Some of the key points are as follows:
(1) Water baptism as an "ordinance of the church" seems to us to be a carryover from the "sacraments" of the Church of Rome, although infused with different significance.
(2) The meaning associated with baptism in the Church of Rome was not lost in the Protestant Reformation - for many it continues to be a means to administer God's grace and, for some, salvation itself is in the act of water baptism (see Baptismal Salvation).
(3) For many people, there is a correlation between the rite of circumcision in the Old Testament and the water baptism of the New Testament - we disagree with this conclusion and have discussed that on various pages on this site, including the page on infant baptism.
(4) There are many things other than baptism that are to be part of the Christian life that are no less important to the Christian life than baptism - which makes us question why baptism should be elevated to a special status as an "ordinance".
Additional consideration - the level of attention given to water baptism - the form, the ceremony, the timing, the appropriate age, who should be invited to attend, what gift should be given to the person who is baptized, etc. takes attention away from a significant Bible truth which is (hopefully) very clear from the following Scriptures:
Matthew 3:11 "I indeed baptize you with water unto repentance, but He who is coming after me is mightier than I, whose sandals I am not worthy to carry. He will baptize you with the Holy Spirit and fire."
Mark 1:8 "I indeed baptized you with water, but He will baptize you with the Holy Spirit.”
Luke 3:16 "John answered, saying to all, “I indeed baptize you with water; but One mightier than I is coming, whose sandal strap I am not worthy to loose. He will baptize you with the Holy Spirit and fire."

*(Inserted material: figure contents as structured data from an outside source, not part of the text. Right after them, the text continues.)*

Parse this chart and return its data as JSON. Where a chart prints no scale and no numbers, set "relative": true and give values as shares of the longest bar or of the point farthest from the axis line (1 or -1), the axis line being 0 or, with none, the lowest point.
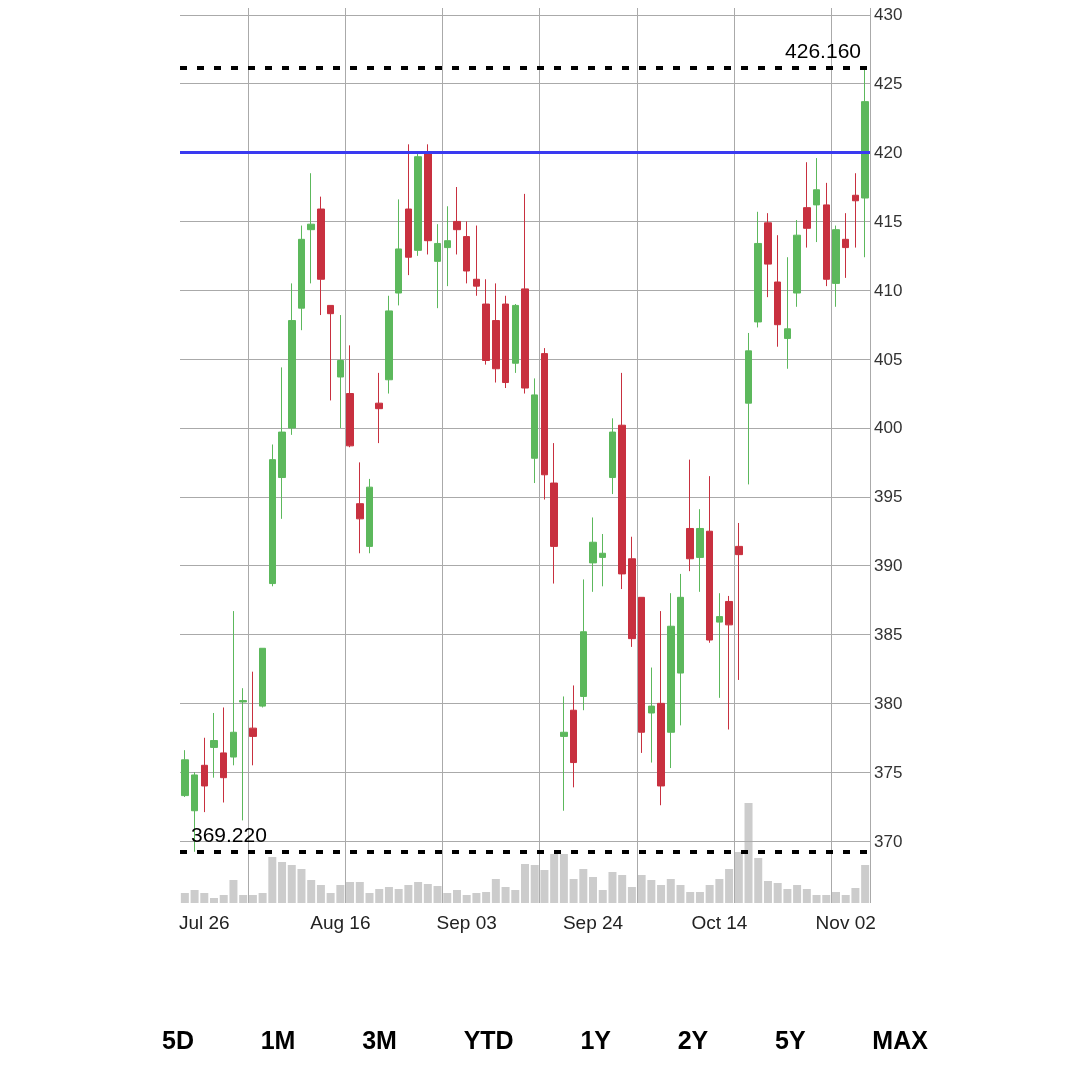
{
  "chart_data": [
    {
      "type": "candlestick",
      "categories": [
        null,
        null,
        "Jul 26",
        null,
        null,
        null,
        null,
        null,
        null,
        null,
        null,
        null,
        null,
        null,
        null,
        null,
        "Aug 16",
        null,
        null,
        null,
        null,
        null,
        null,
        null,
        null,
        null,
        null,
        null,
        null,
        "Sep 03",
        null,
        null,
        null,
        null,
        null,
        null,
        null,
        null,
        null,
        null,
        null,
        null,
        "Sep 24",
        null,
        null,
        null,
        null,
        null,
        null,
        null,
        null,
        null,
        null,
        null,
        null,
        "Oct 14",
        null,
        null,
        null,
        null,
        null,
        null,
        null,
        null,
        null,
        null,
        null,
        null,
        "Nov 02",
        null,
        null
      ],
      "ohlc": [
        [
          373.3,
          376.6,
          373.2,
          375.9
        ],
        [
          372.2,
          375.0,
          369.22,
          374.8
        ],
        [
          375.5,
          377.5,
          372.1,
          374.0
        ],
        [
          376.8,
          379.3,
          374.6,
          377.3
        ],
        [
          376.4,
          379.7,
          372.8,
          374.6
        ],
        [
          376.1,
          386.7,
          375.5,
          377.9
        ],
        [
          380.1,
          381.1,
          371.5,
          380.2
        ],
        [
          378.2,
          382.3,
          375.5,
          377.6
        ],
        [
          379.8,
          384.0,
          379.7,
          384.0
        ],
        [
          388.7,
          398.8,
          388.5,
          397.7
        ],
        [
          396.4,
          404.4,
          393.4,
          399.7
        ],
        [
          400.0,
          410.5,
          399.5,
          407.8
        ],
        [
          408.7,
          414.7,
          407.1,
          413.7
        ],
        [
          414.4,
          418.5,
          410.5,
          414.8
        ],
        [
          415.9,
          416.8,
          408.2,
          410.8
        ],
        [
          408.9,
          408.9,
          402.0,
          408.3
        ],
        [
          403.7,
          408.2,
          400.0,
          404.9
        ],
        [
          402.5,
          406.0,
          398.6,
          398.7
        ],
        [
          394.5,
          397.5,
          390.9,
          393.4
        ],
        [
          391.4,
          396.3,
          390.9,
          395.7
        ],
        [
          401.8,
          404.0,
          398.9,
          401.4
        ],
        [
          403.5,
          409.6,
          402.5,
          408.5
        ],
        [
          409.8,
          416.6,
          408.9,
          413.0
        ],
        [
          415.9,
          420.6,
          411.1,
          412.4
        ],
        [
          412.9,
          419.9,
          412.5,
          419.7
        ],
        [
          419.9,
          420.6,
          412.6,
          413.6
        ],
        [
          412.1,
          414.8,
          408.7,
          413.4
        ],
        [
          413.1,
          416.1,
          410.3,
          413.6
        ],
        [
          415.0,
          417.5,
          412.6,
          414.4
        ],
        [
          413.9,
          415.0,
          410.5,
          411.4
        ],
        [
          410.8,
          414.7,
          409.6,
          410.3
        ],
        [
          409.0,
          410.8,
          404.6,
          404.9
        ],
        [
          407.8,
          410.5,
          403.3,
          404.3
        ],
        [
          409.0,
          409.6,
          402.9,
          403.3
        ],
        [
          404.7,
          409.0,
          404.0,
          408.9
        ],
        [
          410.1,
          417.0,
          402.5,
          402.9
        ],
        [
          397.8,
          403.6,
          396.0,
          402.4
        ],
        [
          405.4,
          405.8,
          394.8,
          396.6
        ],
        [
          396.0,
          398.9,
          388.7,
          391.4
        ],
        [
          377.6,
          380.5,
          372.2,
          377.9
        ],
        [
          379.5,
          381.3,
          373.9,
          375.7
        ],
        [
          380.5,
          389.0,
          379.5,
          385.2
        ],
        [
          390.2,
          393.5,
          388.1,
          391.7
        ],
        [
          390.6,
          392.3,
          388.5,
          390.9
        ],
        [
          396.4,
          400.7,
          395.2,
          399.7
        ],
        [
          400.2,
          404.0,
          388.3,
          389.4
        ],
        [
          390.5,
          392.1,
          384.1,
          384.7
        ],
        [
          387.7,
          387.7,
          376.4,
          377.9
        ],
        [
          379.3,
          382.6,
          375.7,
          379.8
        ],
        [
          380.0,
          386.7,
          372.6,
          374.0
        ],
        [
          377.9,
          388.0,
          375.3,
          385.6
        ],
        [
          382.2,
          389.4,
          378.4,
          387.7
        ],
        [
          392.7,
          397.7,
          389.6,
          390.5
        ],
        [
          390.6,
          394.1,
          388.1,
          392.7
        ],
        [
          392.5,
          396.5,
          384.4,
          384.6
        ],
        [
          385.9,
          388.0,
          380.4,
          386.3
        ],
        [
          387.4,
          387.8,
          378.1,
          385.7
        ],
        [
          391.4,
          393.1,
          381.7,
          390.8
        ],
        [
          401.8,
          406.9,
          395.9,
          405.6
        ],
        [
          407.7,
          415.7,
          407.3,
          413.4
        ],
        [
          414.9,
          415.6,
          409.5,
          411.9
        ],
        [
          410.6,
          414.0,
          405.9,
          407.5
        ],
        [
          406.5,
          412.4,
          404.3,
          407.2
        ],
        [
          409.8,
          415.1,
          408.8,
          414.0
        ],
        [
          416.0,
          419.3,
          413.1,
          414.5
        ],
        [
          416.2,
          419.6,
          413.5,
          417.3
        ],
        [
          416.2,
          417.8,
          410.3,
          410.8
        ],
        [
          410.5,
          414.7,
          408.8,
          414.4
        ],
        [
          413.7,
          415.6,
          410.9,
          413.1
        ],
        [
          416.9,
          418.5,
          413.1,
          416.5
        ],
        [
          416.7,
          426.16,
          412.4,
          423.7
        ]
      ],
      "colors": [
        "#5cb85c",
        "#5cb85c",
        "#c8303f",
        "#5cb85c",
        "#c8303f",
        "#5cb85c",
        "#5cb85c",
        "#c8303f",
        "#5cb85c",
        "#5cb85c",
        "#5cb85c",
        "#5cb85c",
        "#5cb85c",
        "#5cb85c",
        "#c8303f",
        "#c8303f",
        "#5cb85c",
        "#c8303f",
        "#c8303f",
        "#5cb85c",
        "#c8303f",
        "#5cb85c",
        "#5cb85c",
        "#c8303f",
        "#5cb85c",
        "#c8303f",
        "#5cb85c",
        "#5cb85c",
        "#c8303f",
        "#c8303f",
        "#c8303f",
        "#c8303f",
        "#c8303f",
        "#c8303f",
        "#5cb85c",
        "#c8303f",
        "#5cb85c",
        "#c8303f",
        "#c8303f",
        "#5cb85c",
        "#c8303f",
        "#5cb85c",
        "#5cb85c",
        "#5cb85c",
        "#5cb85c",
        "#c8303f",
        "#c8303f",
        "#c8303f",
        "#5cb85c",
        "#c8303f",
        "#5cb85c",
        "#5cb85c",
        "#c8303f",
        "#5cb85c",
        "#c8303f",
        "#5cb85c",
        "#c8303f",
        "#c8303f",
        "#5cb85c",
        "#5cb85c",
        "#c8303f",
        "#c8303f",
        "#5cb85c",
        "#5cb85c",
        "#c8303f",
        "#5cb85c",
        "#c8303f",
        "#5cb85c",
        "#c8303f",
        "#c8303f",
        "#5cb85c"
      ],
      "ylim": [
        365.5,
        430.5
      ],
      "yticks": [
        370,
        375,
        380,
        385,
        390,
        395,
        400,
        405,
        410,
        415,
        420,
        425,
        430
      ],
      "grid": true,
      "ref_lines": [
        {
          "axis": "y",
          "value": 426.16,
          "label": "426.160",
          "color": "#000000",
          "line_style": "dotted"
        },
        {
          "axis": "y",
          "value": 420,
          "color": "#3a3af0",
          "line_style": "solid"
        },
        {
          "axis": "y",
          "value": 369.22,
          "label": "369.220",
          "color": "#000000",
          "line_style": "dotted"
        }
      ],
      "annotations": [
        "5D",
        "1M",
        "3M",
        "YTD",
        "1Y",
        "2Y",
        "5Y",
        "MAX"
      ]
    },
    {
      "type": "bar",
      "relative": true,
      "color": "#cccccc",
      "categories": [
        null,
        null,
        null,
        null,
        null,
        null,
        null,
        null,
        null,
        null,
        null,
        null,
        null,
        null,
        null,
        null,
        null,
        null,
        null,
        null,
        null,
        null,
        null,
        null,
        null,
        null,
        null,
        null,
        null,
        null,
        null,
        null,
        null,
        null,
        null,
        null,
        null,
        null,
        null,
        null,
        null,
        null,
        null,
        null,
        null,
        null,
        null,
        null,
        null,
        null,
        null,
        null,
        null,
        null,
        null,
        null,
        null,
        null,
        null,
        null,
        null,
        null,
        null,
        null,
        null,
        null,
        null,
        null,
        null,
        null,
        null
      ],
      "values": [
        0.1,
        0.13,
        0.1,
        0.05,
        0.08,
        0.23,
        0.08,
        0.08,
        0.1,
        0.46,
        0.41,
        0.38,
        0.34,
        0.23,
        0.18,
        0.1,
        0.18,
        0.21,
        0.21,
        0.1,
        0.14,
        0.16,
        0.14,
        0.18,
        0.21,
        0.19,
        0.17,
        0.1,
        0.13,
        0.08,
        0.1,
        0.11,
        0.24,
        0.16,
        0.13,
        0.39,
        0.38,
        0.33,
        0.49,
        0.49,
        0.24,
        0.34,
        0.26,
        0.13,
        0.31,
        0.28,
        0.16,
        0.28,
        0.23,
        0.18,
        0.24,
        0.18,
        0.11,
        0.11,
        0.18,
        0.24,
        0.34,
        0.51,
        1,
        0.45,
        0.22,
        0.2,
        0.14,
        0.18,
        0.14,
        0.08,
        0.08,
        0.11,
        0.08,
        0.15,
        0.38
      ]
    }
  ]
}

John 1:33 "I did not know Him, but He who sent me to baptize with water said to me, ‘Upon whom you see the Spirit descending, and remaining on Him, this is He who baptizes with the Holy Spirit'."
Acts 1:5 "for John truly baptized with water, but you shall be baptized with the Holy Spirit not many days from now.”
Acts 11:16 "Then I remembered the word of the Lord, how He said, ‘John indeed baptized with water, but you shall be baptized with the Holy Spirit'."
The important baptism is NOT the baptism of water, but that of the Holy Spirit. To make water baptism an ordinance of the church is to relegate it to a religious ceremony. On the other hand, "Spirit baptism" CANNOT be an ordinance of the church because only God can do that! Yet water baptism becomes a "test" of whether a person is a Christian or not, whether a person can be part of a local fellowship of believers or not, whether a person is "eligible" to participate in the "Lord's Supper" or not, and so on.